Now let’s run these two models using our 1800m distance taken from the practical (for the regular circle buffer - without FAB correction). For the Gaussian kernel we will try a sigma value of 100, giving more weight to nearby cells. This step can take several minutes to run so please be patient.
################# "Circle" option (i.e. regular buffer) ##################################################
fwCircle <- focalMat(broadleaf, d=1800,type= 'circle')#buffer around each cell of the broadleaf layer, applying our 1700m distance ("d")
focalBroadleaf<-focal(broadleaf,fwCircle,sum) #the focal() function now creates the raster
eA_circle<-extract(focalBroadleaf,back.xy)
eP_circle<-extract(focalBroadleaf,sciurusFin)
absCircle<-data.frame(eA_circle[,2],Pres=0)
presCircle<-data.frame(eP_circle[,2],Pres=1)

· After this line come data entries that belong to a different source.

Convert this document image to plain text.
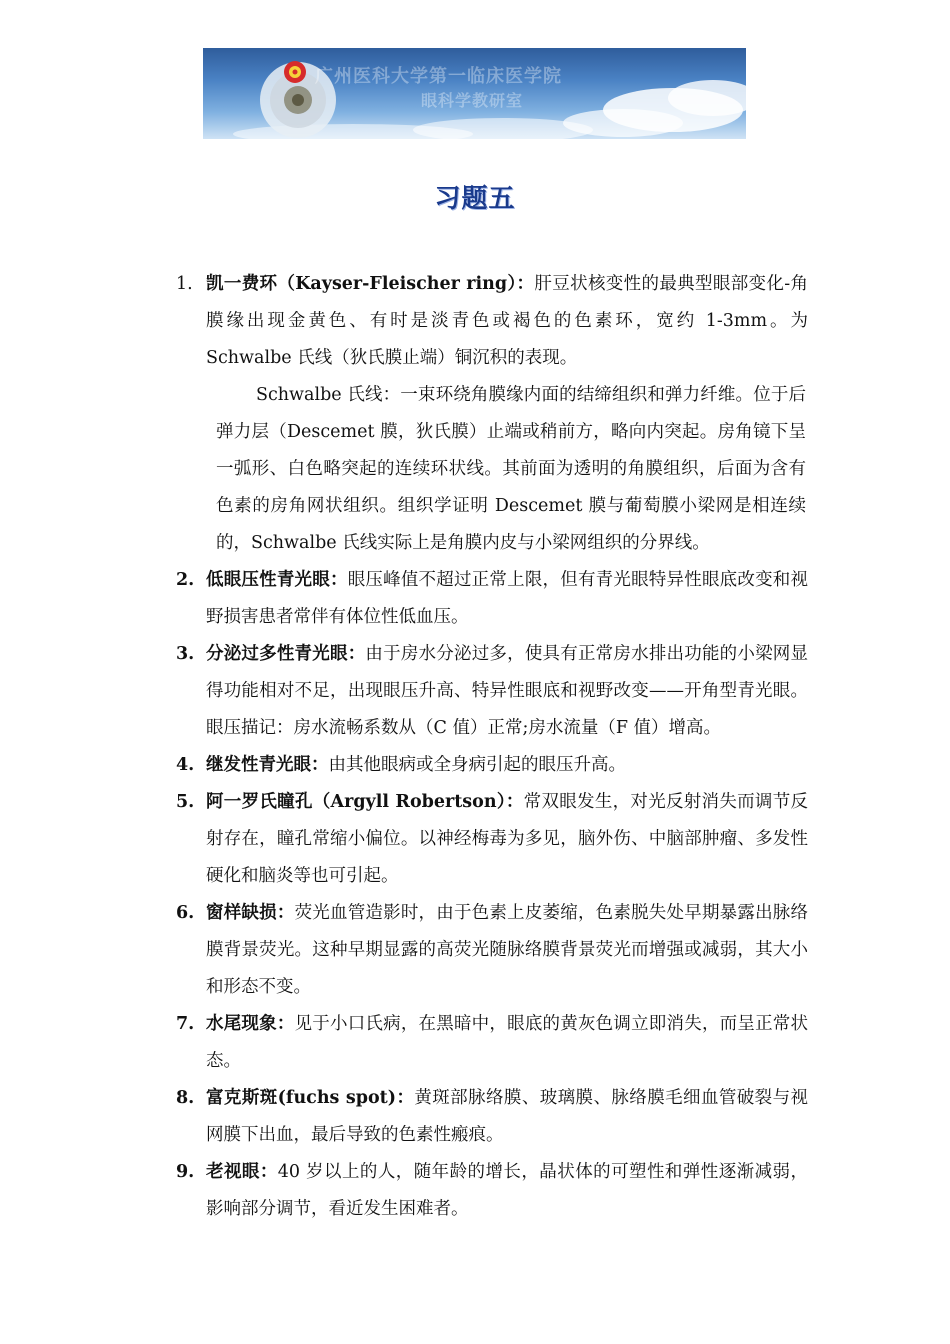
广州医科大学第一临床医学院
眼科学教研室
习题五
1. 凯一费环（Kayser-Fleischer ring）：肝豆状核变性的最典型眼部变化-角膜缘出现金黄色、有时是淡青色或褐色的色素环，宽约 1-3mm。为 Schwalbe 氏线（狄氏膜止端）铜沉积的表现。
Schwalbe 氏线：一束环绕角膜缘内面的结缔组织和弹力纤维。位于后弹力层（Descemet 膜，狄氏膜）止端或稍前方，略向内突起。房角镜下呈一弧形、白色略突起的连续环状线。其前面为透明的角膜组织，后面为含有色素的房角网状组织。组织学证明 Descemet 膜与葡萄膜小梁网是相连续的，Schwalbe 氏线实际上是角膜内皮与小梁网组织的分界线。
2. 低眼压性青光眼：眼压峰值不超过正常上限，但有青光眼特异性眼底改变和视野损害患者常伴有体位性低血压。
3. 分泌过多性青光眼：由于房水分泌过多，使具有正常房水排出功能的小梁网显得功能相对不足，出现眼压升高、特异性眼底和视野改变——开角型青光眼。眼压描记：房水流畅系数从（C 值）正常;房水流量（F 值）增高。
4. 继发性青光眼：由其他眼病或全身病引起的眼压升高。
5. 阿一罗氏瞳孔（Argyll Robertson）：常双眼发生，对光反射消失而调节反射存在，瞳孔常缩小偏位。以神经梅毒为多见，脑外伤、中脑部肿瘤、多发性硬化和脑炎等也可引起。
6. 窗样缺损：荧光血管造影时，由于色素上皮萎缩，色素脱失处早期暴露出脉络膜背景荧光。这种早期显露的高荧光随脉络膜背景荧光而增强或减弱，其大小和形态不变。
7. 水尾现象：见于小口氏病，在黑暗中，眼底的黄灰色调立即消失，而呈正常状态。
8. 富克斯斑(fuchs spot)：黄斑部脉络膜、玻璃膜、脉络膜毛细血管破裂与视网膜下出血，最后导致的色素性瘢痕。
9. 老视眼：40 岁以上的人，随年龄的增长，晶状体的可塑性和弹性逐渐减弱，影响部分调节，看近发生困难者。
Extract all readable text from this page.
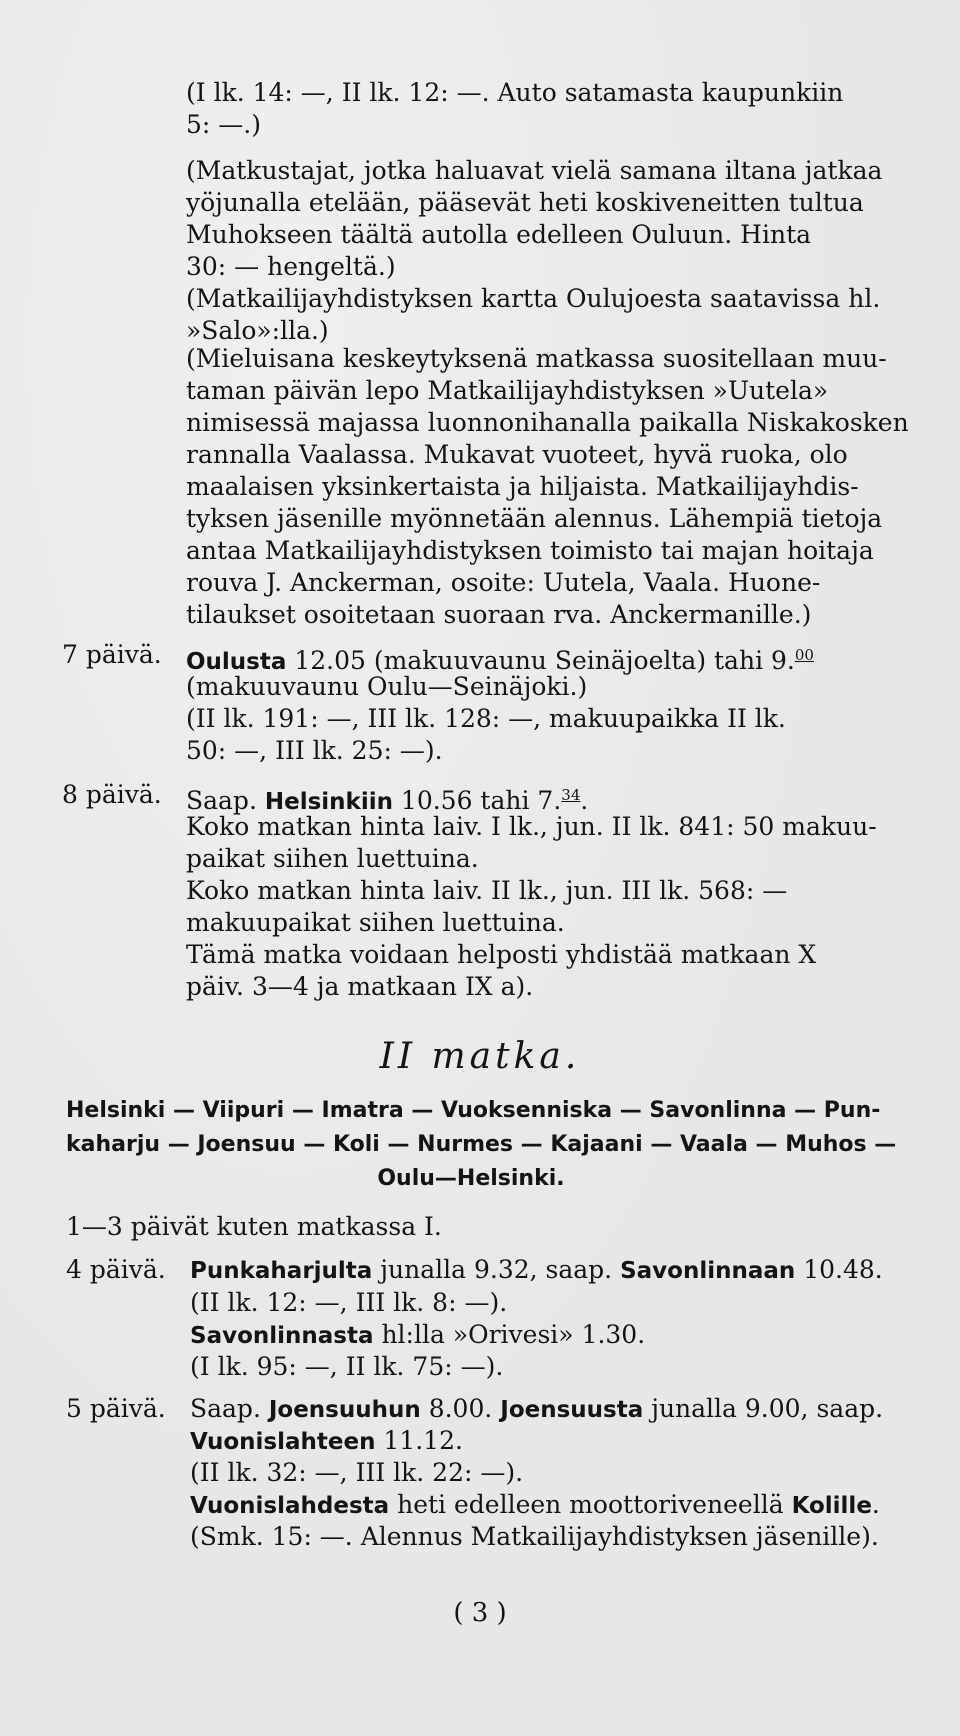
(I lk. 14: —, II lk. 12: —. Auto satamasta kaupunkiin
5: —.)
(Matkustajat, jotka haluavat vielä samana iltana jatkaa
yöjunalla etelään, pääsevät heti koskiveneitten tultua
Muhokseen täältä autolla edelleen Ouluun. Hinta
30: — hengeltä.)
(Matkailijayhdistyksen kartta Oulujoesta saatavissa hl.
»Salo»:lla.)
(Mieluisana keskeytyksenä matkassa suositellaan muu-
taman päivän lepo Matkailijayhdistyksen »Uutela»
nimisessä majassa luonnonihanalla paikalla Niskakosken
rannalla Vaalassa. Mukavat vuoteet, hyvä ruoka, olo
maalaisen yksinkertaista ja hiljaista. Matkailijayhdis-
tyksen jäsenille myönnetään alennus. Lähempiä tietoja
antaa Matkailijayhdistyksen toimisto tai majan hoitaja
rouva J. Anckerman, osoite: Uutela, Vaala. Huone-
tilaukset osoitetaan suoraan rva. Anckermanille.)
7 päivä. Oulusta 12.05 (makuuvaunu Seinäjoelta) tahi 9.00
(makuuvaunu Oulu—Seinäjoki.)
(II lk. 191: —, III lk. 128: —, makuupaikka II lk.
50: —, III lk. 25: —).
8 päivä. Saap. Helsinkiin 10.56 tahi 7.34.
Koko matkan hinta laiv. I lk., jun. II lk. 841: 50 makuu-
paikat siihen luettuina.
Koko matkan hinta laiv. II lk., jun. III lk. 568: —
makuupaikat siihen luettuina.
Tämä matka voidaan helposti yhdistää matkaan X
päiv. 3—4 ja matkaan IX a).
II matka.
Helsinki — Viipuri — Imatra — Vuoksenniska — Savonlinna — Pun-
kaharju — Joensuu — Koli — Nurmes — Kajaani — Vaala — Muhos —
Oulu—Helsinki.
1—3 päivät kuten matkassa I.
4 päivä. Punkaharjulta junalla 9.32, saap. Savonlinnaan 10.48.
(II lk. 12: —, III lk. 8: —).
Savonlinnasta hl:lla »Orivesi» 1.30.
(I lk. 95: —, II lk. 75: —).
5 päivä. Saap. Joensuuhun 8.00. Joensuusta junalla 9.00, saap.
Vuonislahteen 11.12.
(II lk. 32: —, III lk. 22: —).
Vuonislahdesta heti edelleen moottoriveneellä Kolille.
(Smk. 15: —. Alennus Matkailijayhdistyksen jäsenille).
( 3 )
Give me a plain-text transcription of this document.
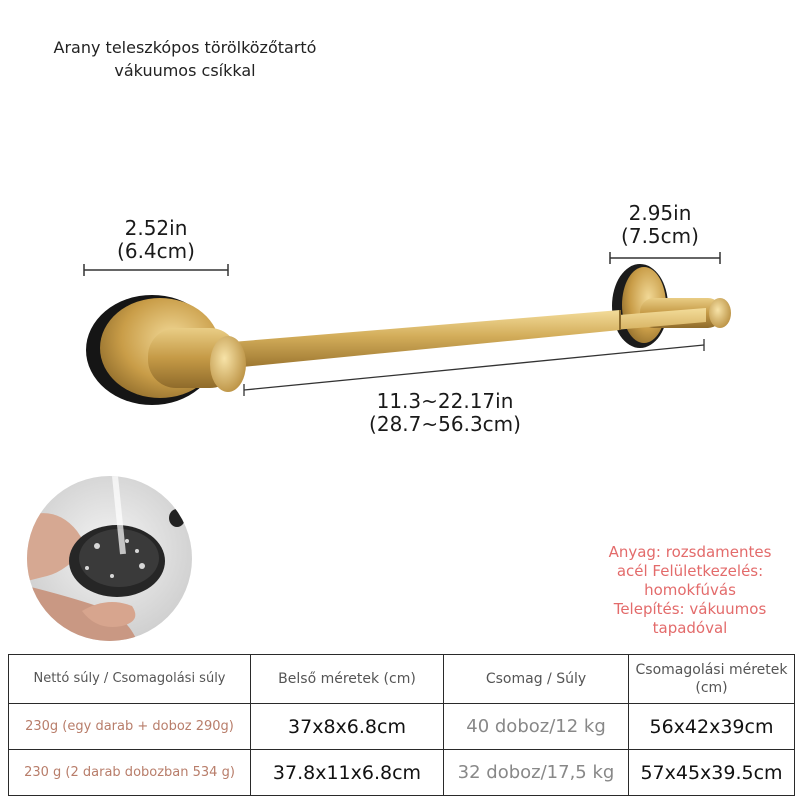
Arany teleszkópos törölközőtartó
vákuumos csíkkal
2.52in
(6.4cm)
2.95in
(7.5cm)
11.3~22.17in
(28.7~56.3cm)
Anyag: rozsdamentes
acél Felületkezelés:
homokfúvás
Telepítés: vákuumos
tapadóval
Nettó súly / Csomagolási súly	Belső méretek (cm)	Csomag / Súly	Csomagolási méretek (cm)
230g (egy darab + doboz 290g)	37x8x6.8cm	40 doboz/12 kg	56x42x39cm
230 g (2 darab dobozban 534 g)	37.8x11x6.8cm	32 doboz/17,5 kg	57x45x39.5cm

names(absCircle)<-c("area","Pres")
names(presCircle)<-c("area","Pres")
sciurusCircle<-rbind(presCircle,absCircle)
head(sciurusCircle)
## area Pres
## 1 0.23803953 1
## 2 0.03706668 1
## 3 0.05812450 1
## 4 0.07715042 1
## 5 0.06089527 1
## 6 0.21211748 1
glmCircle <- glm(Pres ~ area, family = "binomial", data = sciurusCircle)
LL_Circle<-as.vector(logLik(glmCircle))
print(as.numeric(LL_Circle))
## [1] -568.6407
###############################Gaussian approach
fwGauss <- focalMat(broadleaf, c(100,1800),type= 'Gauss')#buffer around each cell of the broadleaf layer, applying our 1800m distance and the sigma
focalBroadleaf<-focal(broadleaf,fwGauss,sum) #the focal() function now creates the raster
plot(focalBroadleaf)
eA_Gauss<-extract(focalBroadleaf,back.xy)
eP_Gauss<-extract(focalBroadleaf,sciurusFin)
absGauss<-data.frame(eA_Gauss[,2],Pres=0)
presGauss<-data.frame(eP_Gauss[,2],Pres=1)
names(absGauss)<-c("area","Pres")
names(presGauss)<-c("area","Pres")
sciurusGauss<-rbind(presGauss,absGauss)
head(sciurusGauss)
## area Pres
## 1 3.685497e-01 1
## 2 2.934999e-07 1
## 3 2.874158e-01 1
## 4 2.158703e-01 1
## 5 8.146309e-03 1
## 6 1.018067e-16 1
glmGauss <- glm(Pres ~ area, family = "binomial", data = sciurusGauss)
LL_Gauss<-as.vector(logLik(glmGauss))
print(as.numeric(LL_Gauss))
## [1] -587.0268
We can see from the comparison of the two models that the circle approach (regular buffer) performs better than the Gaussian kernel, suggesting that our original results can be trusted and that woodland cells closer to our presence points are not necessarily more important than those at greater distances inside our 1800 m.